22 junio, 2006 02:00

"No soy muy buen pintor, sólo un diletante", reconocía Hesse. Este libro reúne algunas de sus acuarelas, así como reflexiones, relatos y poemas

Traducción de Daniel Najmías. RBA. Barcelona, 2006. 184 páginas, 15 euros

En 1931 una edición reducida para bibliófilos daba cuenta de la tardía faceta pictórica de Hermann Hesse, algunas de cuyas acuarelas aparecían allí acompañadas de diez de sus poemas. Sesenta años más tarde un experto en la obra del autor de Demian, Volker Michels (y no Volver Michaels o Vollaer Michels, como también se le llama en los títulos de crédito del presente libro), transformó aquel proyecto inicial en un volumen facticio organizado a modo de calendario, pues aunque su título sea Las estaciones la estructura que lo rige es la de la sucesión de los meses. El compilador acompaña ahora el rubro de cada uno de ellos, de enero a diciembre, con dos docenas de acuarelas, con un total de treinta y tres poemas en edición bilingöe, de un tercio de los cuales se proporciona en facsímil el manuscrito original, y con un cumplido manojo de fragmentos en prosa tomados de otras obras del autor publicadas entre 1904 y 1925, muchas de las cuales, por no proceder de ninguno de sus textos novelísticos más conocidos, son traducidas por vez primera al español.

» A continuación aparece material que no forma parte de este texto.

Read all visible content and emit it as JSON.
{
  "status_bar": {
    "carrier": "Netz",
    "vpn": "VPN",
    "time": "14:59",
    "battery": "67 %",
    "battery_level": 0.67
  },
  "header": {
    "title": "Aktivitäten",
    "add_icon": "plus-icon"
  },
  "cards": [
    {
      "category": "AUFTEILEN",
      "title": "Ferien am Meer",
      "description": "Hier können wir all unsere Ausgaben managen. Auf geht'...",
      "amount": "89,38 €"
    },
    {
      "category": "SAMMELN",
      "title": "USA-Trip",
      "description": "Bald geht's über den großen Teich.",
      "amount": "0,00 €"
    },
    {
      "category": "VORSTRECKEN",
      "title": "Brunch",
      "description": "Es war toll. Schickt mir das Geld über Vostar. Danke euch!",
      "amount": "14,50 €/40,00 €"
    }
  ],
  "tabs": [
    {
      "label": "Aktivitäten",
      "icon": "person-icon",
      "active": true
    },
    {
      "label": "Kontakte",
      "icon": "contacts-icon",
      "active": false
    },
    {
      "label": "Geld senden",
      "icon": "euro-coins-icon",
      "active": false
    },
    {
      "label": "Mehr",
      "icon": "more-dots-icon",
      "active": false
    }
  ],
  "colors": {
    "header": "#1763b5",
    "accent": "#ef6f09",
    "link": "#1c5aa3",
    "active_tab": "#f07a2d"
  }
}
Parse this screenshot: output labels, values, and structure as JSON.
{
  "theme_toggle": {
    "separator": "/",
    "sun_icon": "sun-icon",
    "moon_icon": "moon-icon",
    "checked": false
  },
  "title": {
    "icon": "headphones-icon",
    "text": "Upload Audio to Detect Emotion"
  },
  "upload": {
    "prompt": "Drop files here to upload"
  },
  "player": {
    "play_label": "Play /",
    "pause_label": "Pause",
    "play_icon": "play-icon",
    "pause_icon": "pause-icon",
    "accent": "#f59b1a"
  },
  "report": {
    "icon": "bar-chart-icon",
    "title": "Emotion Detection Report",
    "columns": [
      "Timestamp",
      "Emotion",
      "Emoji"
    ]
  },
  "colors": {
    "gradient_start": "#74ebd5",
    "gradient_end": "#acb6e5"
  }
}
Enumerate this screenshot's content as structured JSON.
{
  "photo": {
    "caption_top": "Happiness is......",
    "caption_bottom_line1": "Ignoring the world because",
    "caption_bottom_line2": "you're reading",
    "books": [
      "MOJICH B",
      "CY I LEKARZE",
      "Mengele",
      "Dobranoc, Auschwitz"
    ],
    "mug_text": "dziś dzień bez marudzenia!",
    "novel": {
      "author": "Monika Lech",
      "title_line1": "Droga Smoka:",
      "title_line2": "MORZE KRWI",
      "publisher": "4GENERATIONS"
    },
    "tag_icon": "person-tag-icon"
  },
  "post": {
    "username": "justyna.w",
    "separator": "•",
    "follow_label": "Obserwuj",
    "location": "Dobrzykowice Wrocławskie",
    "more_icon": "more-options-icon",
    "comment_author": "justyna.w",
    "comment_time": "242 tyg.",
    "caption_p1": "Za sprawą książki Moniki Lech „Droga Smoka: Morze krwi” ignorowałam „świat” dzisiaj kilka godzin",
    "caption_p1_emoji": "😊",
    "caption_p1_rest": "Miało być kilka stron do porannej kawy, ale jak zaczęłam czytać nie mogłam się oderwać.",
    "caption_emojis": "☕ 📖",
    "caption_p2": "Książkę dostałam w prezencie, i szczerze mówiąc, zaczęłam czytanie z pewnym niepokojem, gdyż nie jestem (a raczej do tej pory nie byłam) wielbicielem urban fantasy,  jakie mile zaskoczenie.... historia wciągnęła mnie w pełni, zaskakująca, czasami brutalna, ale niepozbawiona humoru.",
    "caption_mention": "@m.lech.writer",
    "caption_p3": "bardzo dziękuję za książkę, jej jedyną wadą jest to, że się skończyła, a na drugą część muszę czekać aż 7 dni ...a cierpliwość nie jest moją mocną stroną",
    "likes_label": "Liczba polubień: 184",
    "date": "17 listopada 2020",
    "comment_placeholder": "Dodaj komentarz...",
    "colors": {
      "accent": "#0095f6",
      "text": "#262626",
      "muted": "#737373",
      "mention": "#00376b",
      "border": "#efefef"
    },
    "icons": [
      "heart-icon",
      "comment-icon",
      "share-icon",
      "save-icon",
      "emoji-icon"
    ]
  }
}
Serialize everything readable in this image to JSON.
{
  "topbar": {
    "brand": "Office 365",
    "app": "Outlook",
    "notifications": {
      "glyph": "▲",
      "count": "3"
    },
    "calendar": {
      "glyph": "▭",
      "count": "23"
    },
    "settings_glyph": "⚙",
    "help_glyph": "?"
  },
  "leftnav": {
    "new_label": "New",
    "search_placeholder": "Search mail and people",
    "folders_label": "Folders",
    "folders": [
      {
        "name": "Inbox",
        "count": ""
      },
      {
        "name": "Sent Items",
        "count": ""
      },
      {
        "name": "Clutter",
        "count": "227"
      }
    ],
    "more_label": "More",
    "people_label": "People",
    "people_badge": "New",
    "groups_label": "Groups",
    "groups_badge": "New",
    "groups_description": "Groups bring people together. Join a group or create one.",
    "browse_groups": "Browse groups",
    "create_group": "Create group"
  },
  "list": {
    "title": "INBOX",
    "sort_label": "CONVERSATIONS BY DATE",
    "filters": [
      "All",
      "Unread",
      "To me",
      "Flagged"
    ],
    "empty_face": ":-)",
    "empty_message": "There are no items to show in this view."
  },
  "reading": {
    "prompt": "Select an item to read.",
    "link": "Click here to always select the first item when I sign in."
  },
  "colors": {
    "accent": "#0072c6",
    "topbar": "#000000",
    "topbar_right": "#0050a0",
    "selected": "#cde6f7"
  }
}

"No soy muy buen pintor, sólo un diletante", reconoce Hesse; un diletante entusiasta que se inicia en la pintura con propósitos terapéuticos antes que propiamente artísticos. La muestra de sus producciones que este volumen nos ofrece corresponde a viñetas de los paisajes que le fueron familiares, sobre todo los de Gaienhofen, en la ribera del lago de Constanza, y los de Montagnola, en el Tesino, escenarios sin presencia humana, dotados de cierta candidez expresiva y un énfasis colorista que se compadece muy bien con la mayoría de los textos en prosa que Michels ha seleccionado. El poeta se presenta así como un caminante, como un incansable montañero solitario que percibe la naturaleza a través de todos sus sentidos y que la describe con gran riqueza de palabras sustantivas y de matices sensibles: ut pictura poesis. Frente a tan clásica dualidad expresiva, contrasta poderosamente en Las estaciones la novedad del escritor como sportman, hábil piloto de su trineo, o dueño de sus esquís que son el motivo del poema "Ski-Rast".

No faltan los tópicos estacionales, desde la pujanza vital de los meses caniculares hasta el sentimiento de fugacidad de aquellos esplendores propio de la invernía. Incluso Las estaciones se cierra con dos prosas de corte periodístico en las que se contrapone la falsa euforia material, "ocasión de salvajes orgías para la industria y el comercio" (página 173), y el sentido profundo de unas "fiestas del amor" como las navideñas. Pero esta antología, miscelánea de reflexiones, poemas y pinturas, consigue mostrarnos al Hesse más genuino, el artista de la intensidad emocional, el escritor hiperestésico que cuando describe sus proezas como explorador de la naturaleza está en realidad marcando el sendero del encuentro del ser humano consigo mismo; esto es, en armonía con el cosmos.

La artificiosa industria de Las estaciones vale para reflejar la suave transición del romanticismo al modernismo que nos explica al autor, uno de cuyos poemarios, finisecular, fue precisamente los Romantische Lieder. Hesse no deja en ningún caso de proyectar sobre la naturaleza que le rodea el estado de ánimo que lo domina, como cuando ante un haya podada no recata un "soy como tú". Pero esa misma fuente le servirá para comprender lo trascendente, las complejidades del mundo o los misterios de la vida a través de esas iluminaciones súbitas que Virginia Woolf gustaba denominar "moments of being", Proust "impresiones dichosas" y Joyce, con el término que acabará imponiéndose, simplemente epifanías.